Заместитель правителя провинции с письмом отправился к министру. Проезжая мимо усадьбы Масаёри, он увидел, что к северу от восточных ворот стоял экипаж и толпились сопровождающие первого министра. Решив, что и сам министр находится здесь, он остановил экипаж и вошёл в усадьбу. Тадамаса с сыновьями Масаёри находились в это время на веранде. Заместитель правителя провинции велел доложить о своём приезде и направился к дому, не дожидаясь, пока к нему выйдут навстречу. Он подошёл к лестнице и сразу же заметил Тадамаса. «Как же так? Он сидит здесь, а пишет, что болен», — подумал заместитель правителя провинции, но ничего не сказал. Дамы за занавесями забеспокоились и хотели узнать, в чём дело.
— Пожаловал заместитель правителя провинции, — передал Тададзуми первому министру.
— Что тебе угодно? — спросил пришедшего Тадамаса.
— Я пришёл от императрицы-матери. Она велела мне передать вам в собственные руки вот это, — заместитель правителя провинции вытащил из-за пазухи письмо, написанное на бумаге из провинции Муцу, и через Тикадзуми передал Тадамаса.
«Вот оно!» — переговаривались между собой дамы за занавесями. Жена Тадамаса позеленела, как трава.
— Императрица-мать зовёт сегодня ночью Тадамаса к себе, чтобы отнять его у меня, — горько заплакала она и упала ничком на пол. Сёстры её смотрели на неё с жалостью.
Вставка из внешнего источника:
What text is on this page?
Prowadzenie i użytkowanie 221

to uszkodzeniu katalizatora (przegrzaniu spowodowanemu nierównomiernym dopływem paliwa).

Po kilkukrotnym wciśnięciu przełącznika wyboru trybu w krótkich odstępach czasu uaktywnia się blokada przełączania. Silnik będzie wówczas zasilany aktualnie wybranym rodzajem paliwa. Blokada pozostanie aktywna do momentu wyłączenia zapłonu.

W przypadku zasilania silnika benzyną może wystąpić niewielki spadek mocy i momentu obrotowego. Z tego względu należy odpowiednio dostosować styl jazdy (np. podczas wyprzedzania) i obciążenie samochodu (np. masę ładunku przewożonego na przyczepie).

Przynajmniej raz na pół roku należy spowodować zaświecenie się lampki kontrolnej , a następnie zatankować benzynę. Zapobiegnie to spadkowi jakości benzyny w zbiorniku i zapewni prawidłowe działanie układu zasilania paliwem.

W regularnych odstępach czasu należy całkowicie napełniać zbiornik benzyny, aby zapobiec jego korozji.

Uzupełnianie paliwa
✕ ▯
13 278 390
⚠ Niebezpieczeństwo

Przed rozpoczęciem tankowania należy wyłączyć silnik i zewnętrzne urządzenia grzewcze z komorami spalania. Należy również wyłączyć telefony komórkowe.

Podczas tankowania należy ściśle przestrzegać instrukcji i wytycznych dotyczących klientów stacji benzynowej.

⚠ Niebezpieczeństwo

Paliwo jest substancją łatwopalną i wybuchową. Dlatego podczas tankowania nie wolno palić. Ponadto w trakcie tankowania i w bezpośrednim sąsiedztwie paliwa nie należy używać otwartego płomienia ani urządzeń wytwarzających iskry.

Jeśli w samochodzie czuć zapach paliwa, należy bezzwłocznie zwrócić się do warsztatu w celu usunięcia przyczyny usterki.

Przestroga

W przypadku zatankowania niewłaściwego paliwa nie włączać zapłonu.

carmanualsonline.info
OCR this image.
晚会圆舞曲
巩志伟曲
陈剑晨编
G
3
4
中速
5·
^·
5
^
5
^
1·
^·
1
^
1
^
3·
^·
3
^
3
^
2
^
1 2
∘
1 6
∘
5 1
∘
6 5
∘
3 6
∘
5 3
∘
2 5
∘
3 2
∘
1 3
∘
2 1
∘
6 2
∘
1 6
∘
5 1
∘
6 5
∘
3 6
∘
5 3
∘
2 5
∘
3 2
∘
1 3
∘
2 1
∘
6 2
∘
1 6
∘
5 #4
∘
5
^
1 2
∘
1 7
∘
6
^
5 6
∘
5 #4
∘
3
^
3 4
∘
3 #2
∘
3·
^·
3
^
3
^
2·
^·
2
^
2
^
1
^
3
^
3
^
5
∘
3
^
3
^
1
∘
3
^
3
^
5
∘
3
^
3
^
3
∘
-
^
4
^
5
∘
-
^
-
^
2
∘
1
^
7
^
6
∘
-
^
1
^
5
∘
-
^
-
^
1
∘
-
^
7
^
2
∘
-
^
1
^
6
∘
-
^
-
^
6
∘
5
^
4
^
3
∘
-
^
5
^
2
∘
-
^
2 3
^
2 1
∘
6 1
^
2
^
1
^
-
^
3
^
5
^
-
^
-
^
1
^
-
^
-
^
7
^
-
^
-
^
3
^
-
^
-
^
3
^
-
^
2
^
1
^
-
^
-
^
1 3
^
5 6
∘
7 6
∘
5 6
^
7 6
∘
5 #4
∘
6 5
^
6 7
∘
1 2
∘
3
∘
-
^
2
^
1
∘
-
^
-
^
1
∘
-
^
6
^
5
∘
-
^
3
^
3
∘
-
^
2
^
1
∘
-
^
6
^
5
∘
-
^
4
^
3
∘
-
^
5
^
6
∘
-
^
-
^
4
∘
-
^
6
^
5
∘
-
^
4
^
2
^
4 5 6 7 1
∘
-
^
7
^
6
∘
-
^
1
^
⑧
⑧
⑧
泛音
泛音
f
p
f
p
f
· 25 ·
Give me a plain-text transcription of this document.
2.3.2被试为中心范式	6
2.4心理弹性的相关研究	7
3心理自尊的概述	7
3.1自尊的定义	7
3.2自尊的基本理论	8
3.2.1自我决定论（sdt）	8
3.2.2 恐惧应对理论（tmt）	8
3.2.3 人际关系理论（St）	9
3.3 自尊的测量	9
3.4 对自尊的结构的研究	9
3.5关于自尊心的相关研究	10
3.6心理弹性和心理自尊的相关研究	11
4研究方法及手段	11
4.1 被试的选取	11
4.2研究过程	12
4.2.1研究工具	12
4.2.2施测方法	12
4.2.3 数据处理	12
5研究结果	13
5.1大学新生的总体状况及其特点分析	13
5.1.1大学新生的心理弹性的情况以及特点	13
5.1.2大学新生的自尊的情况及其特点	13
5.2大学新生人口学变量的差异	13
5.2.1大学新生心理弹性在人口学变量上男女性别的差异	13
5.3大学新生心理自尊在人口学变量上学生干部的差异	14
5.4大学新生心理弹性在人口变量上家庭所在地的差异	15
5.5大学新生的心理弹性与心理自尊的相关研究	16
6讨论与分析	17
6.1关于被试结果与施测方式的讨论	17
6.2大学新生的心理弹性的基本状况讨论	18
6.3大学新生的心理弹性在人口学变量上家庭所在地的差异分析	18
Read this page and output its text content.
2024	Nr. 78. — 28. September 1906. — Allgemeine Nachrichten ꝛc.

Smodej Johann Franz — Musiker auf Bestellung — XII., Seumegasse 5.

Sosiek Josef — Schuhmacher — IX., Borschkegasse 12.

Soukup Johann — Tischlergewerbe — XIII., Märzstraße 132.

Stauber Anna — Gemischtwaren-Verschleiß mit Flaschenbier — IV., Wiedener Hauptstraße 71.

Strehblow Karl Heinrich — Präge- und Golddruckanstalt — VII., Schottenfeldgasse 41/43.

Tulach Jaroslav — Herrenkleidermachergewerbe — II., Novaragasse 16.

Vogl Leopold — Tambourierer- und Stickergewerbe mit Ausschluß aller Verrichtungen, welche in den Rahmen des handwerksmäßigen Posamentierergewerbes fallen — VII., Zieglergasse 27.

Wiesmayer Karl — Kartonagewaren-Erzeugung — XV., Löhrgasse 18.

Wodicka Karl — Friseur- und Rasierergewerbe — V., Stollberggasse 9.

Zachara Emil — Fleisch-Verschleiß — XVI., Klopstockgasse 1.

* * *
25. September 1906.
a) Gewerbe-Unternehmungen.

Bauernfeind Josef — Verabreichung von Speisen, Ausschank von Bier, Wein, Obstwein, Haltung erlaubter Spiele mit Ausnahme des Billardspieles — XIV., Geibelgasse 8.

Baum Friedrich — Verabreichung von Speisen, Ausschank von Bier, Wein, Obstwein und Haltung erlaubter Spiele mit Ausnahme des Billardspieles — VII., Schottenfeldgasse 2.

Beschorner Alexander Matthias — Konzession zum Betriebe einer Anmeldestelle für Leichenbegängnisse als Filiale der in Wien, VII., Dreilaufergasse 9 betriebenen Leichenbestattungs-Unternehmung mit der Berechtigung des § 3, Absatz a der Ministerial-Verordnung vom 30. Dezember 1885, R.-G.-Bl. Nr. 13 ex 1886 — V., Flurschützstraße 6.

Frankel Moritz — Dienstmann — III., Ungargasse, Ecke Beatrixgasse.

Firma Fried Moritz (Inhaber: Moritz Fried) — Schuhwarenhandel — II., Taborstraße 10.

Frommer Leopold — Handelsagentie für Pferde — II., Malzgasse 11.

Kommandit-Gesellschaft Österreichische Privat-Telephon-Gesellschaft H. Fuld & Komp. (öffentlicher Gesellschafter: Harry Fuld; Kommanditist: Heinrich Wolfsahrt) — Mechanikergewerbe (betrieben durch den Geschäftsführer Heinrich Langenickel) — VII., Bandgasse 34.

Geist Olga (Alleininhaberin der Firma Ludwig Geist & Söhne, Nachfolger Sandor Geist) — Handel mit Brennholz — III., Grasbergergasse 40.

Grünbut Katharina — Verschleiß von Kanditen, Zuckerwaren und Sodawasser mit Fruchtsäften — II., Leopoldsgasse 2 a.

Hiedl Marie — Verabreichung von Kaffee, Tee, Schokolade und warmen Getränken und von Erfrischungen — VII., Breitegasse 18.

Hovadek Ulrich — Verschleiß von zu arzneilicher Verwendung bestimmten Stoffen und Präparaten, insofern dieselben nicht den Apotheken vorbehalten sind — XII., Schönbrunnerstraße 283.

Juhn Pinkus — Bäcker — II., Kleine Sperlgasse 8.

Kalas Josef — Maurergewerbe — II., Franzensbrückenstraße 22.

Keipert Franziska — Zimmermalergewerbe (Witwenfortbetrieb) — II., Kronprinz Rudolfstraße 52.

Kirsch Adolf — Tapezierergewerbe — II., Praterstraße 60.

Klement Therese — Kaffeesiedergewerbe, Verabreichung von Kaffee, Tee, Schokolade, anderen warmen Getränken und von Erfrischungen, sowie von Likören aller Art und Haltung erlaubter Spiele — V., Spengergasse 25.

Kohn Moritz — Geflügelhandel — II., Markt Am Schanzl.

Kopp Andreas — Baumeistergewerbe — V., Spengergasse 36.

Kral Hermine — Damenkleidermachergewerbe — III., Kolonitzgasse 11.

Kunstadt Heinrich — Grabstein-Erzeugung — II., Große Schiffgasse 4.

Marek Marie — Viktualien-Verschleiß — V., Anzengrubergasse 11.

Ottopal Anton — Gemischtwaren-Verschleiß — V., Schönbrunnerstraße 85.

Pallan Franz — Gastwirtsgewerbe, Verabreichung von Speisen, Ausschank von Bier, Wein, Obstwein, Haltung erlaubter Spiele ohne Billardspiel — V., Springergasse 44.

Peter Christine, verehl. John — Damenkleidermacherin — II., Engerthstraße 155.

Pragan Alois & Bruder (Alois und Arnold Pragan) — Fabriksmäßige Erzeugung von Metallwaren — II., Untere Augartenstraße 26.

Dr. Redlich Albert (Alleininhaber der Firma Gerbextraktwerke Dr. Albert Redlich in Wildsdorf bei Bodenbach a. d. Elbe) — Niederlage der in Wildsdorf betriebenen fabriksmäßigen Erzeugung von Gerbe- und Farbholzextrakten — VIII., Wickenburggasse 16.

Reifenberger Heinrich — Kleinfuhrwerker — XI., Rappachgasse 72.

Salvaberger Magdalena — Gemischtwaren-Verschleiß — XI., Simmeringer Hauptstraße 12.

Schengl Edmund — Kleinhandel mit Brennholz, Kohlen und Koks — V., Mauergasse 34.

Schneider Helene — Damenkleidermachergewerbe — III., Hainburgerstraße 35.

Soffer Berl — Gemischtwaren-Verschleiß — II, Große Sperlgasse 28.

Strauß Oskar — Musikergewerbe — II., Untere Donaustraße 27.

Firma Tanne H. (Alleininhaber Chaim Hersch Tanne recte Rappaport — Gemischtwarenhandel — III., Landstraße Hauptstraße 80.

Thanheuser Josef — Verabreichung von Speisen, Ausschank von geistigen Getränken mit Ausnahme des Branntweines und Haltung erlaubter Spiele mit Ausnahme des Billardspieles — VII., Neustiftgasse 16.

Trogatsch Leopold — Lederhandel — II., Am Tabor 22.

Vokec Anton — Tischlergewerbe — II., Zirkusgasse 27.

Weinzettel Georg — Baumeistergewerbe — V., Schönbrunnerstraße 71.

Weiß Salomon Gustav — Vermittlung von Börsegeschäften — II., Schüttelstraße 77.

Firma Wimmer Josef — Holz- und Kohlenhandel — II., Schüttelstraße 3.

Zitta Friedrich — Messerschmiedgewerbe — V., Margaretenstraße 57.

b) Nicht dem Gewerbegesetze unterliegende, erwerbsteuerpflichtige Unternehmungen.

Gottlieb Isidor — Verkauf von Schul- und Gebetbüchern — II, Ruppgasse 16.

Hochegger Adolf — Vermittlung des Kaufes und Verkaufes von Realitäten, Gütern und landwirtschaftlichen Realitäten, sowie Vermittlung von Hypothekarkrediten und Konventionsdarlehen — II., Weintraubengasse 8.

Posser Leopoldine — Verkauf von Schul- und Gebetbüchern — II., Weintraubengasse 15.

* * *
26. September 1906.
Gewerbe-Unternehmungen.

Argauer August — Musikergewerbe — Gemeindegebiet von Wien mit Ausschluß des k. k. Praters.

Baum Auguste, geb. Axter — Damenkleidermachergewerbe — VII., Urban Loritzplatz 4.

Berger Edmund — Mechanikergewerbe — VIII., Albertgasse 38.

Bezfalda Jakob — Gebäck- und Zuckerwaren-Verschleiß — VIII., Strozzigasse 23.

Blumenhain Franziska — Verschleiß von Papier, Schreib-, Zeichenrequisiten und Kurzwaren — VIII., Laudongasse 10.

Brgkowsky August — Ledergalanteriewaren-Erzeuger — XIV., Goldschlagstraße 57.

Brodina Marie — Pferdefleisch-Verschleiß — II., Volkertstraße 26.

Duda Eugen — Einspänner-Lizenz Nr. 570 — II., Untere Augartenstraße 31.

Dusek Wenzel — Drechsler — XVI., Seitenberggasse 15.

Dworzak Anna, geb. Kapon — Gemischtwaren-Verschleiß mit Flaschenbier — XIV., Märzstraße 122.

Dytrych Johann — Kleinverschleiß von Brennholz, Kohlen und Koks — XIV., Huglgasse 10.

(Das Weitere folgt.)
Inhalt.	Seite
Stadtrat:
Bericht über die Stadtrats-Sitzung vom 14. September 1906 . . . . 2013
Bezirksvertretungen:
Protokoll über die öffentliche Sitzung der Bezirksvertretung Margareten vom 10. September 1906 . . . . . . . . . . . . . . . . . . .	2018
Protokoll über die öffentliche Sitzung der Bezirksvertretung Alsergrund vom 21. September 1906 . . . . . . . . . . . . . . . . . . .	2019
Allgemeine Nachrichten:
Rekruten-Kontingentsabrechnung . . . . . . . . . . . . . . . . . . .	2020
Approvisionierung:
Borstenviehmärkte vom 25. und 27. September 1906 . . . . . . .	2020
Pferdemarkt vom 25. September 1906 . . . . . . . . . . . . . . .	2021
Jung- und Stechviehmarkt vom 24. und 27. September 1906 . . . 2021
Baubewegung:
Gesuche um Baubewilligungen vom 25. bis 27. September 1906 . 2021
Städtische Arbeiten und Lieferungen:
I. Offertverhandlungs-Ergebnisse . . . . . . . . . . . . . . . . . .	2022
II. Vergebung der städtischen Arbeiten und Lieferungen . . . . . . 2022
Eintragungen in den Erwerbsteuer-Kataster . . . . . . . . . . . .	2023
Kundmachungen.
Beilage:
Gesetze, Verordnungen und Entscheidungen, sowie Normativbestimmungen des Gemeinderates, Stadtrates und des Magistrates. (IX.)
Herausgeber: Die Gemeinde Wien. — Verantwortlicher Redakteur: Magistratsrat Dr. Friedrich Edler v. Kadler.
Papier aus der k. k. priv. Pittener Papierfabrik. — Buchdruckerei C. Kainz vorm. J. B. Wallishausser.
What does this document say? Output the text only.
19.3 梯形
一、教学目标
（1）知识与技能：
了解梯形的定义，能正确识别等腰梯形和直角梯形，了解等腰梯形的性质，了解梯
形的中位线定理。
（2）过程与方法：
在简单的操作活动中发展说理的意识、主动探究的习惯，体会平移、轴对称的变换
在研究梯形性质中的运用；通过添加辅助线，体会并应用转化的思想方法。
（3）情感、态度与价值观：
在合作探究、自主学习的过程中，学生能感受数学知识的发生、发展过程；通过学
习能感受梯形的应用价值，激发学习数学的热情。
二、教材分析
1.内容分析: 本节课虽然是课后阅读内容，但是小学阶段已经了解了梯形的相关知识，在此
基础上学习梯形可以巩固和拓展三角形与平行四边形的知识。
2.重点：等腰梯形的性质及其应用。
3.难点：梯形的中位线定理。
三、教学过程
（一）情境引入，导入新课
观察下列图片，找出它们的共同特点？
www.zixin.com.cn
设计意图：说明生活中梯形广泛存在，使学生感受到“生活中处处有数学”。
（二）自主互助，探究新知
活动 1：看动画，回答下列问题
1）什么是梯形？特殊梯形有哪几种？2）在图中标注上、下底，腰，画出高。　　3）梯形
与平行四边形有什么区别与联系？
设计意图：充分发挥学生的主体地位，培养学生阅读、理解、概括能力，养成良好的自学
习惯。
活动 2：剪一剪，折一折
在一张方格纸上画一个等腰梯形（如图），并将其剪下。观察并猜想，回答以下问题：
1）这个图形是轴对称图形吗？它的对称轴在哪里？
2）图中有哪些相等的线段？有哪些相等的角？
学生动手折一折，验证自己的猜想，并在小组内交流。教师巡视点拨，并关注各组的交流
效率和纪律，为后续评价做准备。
Министр с мрачным видом взял письмо и прочитал:
«У меня к тебе важное дело, и я много раз писала тебе, чтобы ты пришёл ко мне, но ты всё время отвечаешь, что болен. Мне говорят, что это не так, — может быть, ты уже выздоровел? Если ты совершенно оправился, приди хотя бы ненадолго. Я не столь важная персона, и меня все презирают, но родители мне постоянно твердили: „До конца жизни советуйся с братьями”. Кому же ещё могу я откровенно рассказать о моих многочисленных печалях? Обязательно приди».
Читая письмо, Тадамаса и представить не мог, что задумала императрица, он полагал, что речь по-прежнему идёт об объявлении наследника престола. Прочитав письмо, он сказал себе: «Если я после этого не явлюсь…» — но идти во дворец не хотел. Однако жена его, лежавшая на полу за занавесью, тотчас поняла, что речь идёт о женитьбе, и решила: «Это расставание навеки». Она зарыдала ещё громче. Министр ответил императрице:
«Письмо Ваше получил, благодарю. Всё это время, по-видимому из-за бери-бери, я совсем не могу ни стоять, ни ходить. Жена моя, которая в течение долгого времени ухаживала за мной, отправилась в отчий дом и неожиданно заболела. Мне сообщили, что положение её серьёзно, и возможно, нужно ждать худшего. Я должен был её увидеть, и даже не приготовив как следует экипажа, приехал сюда. К чему напоминать мне о покойных родителях? Во всех делах я стараюсь быть Вам полезным. Как только смогу немного ходить, я сразу же приду к Вам».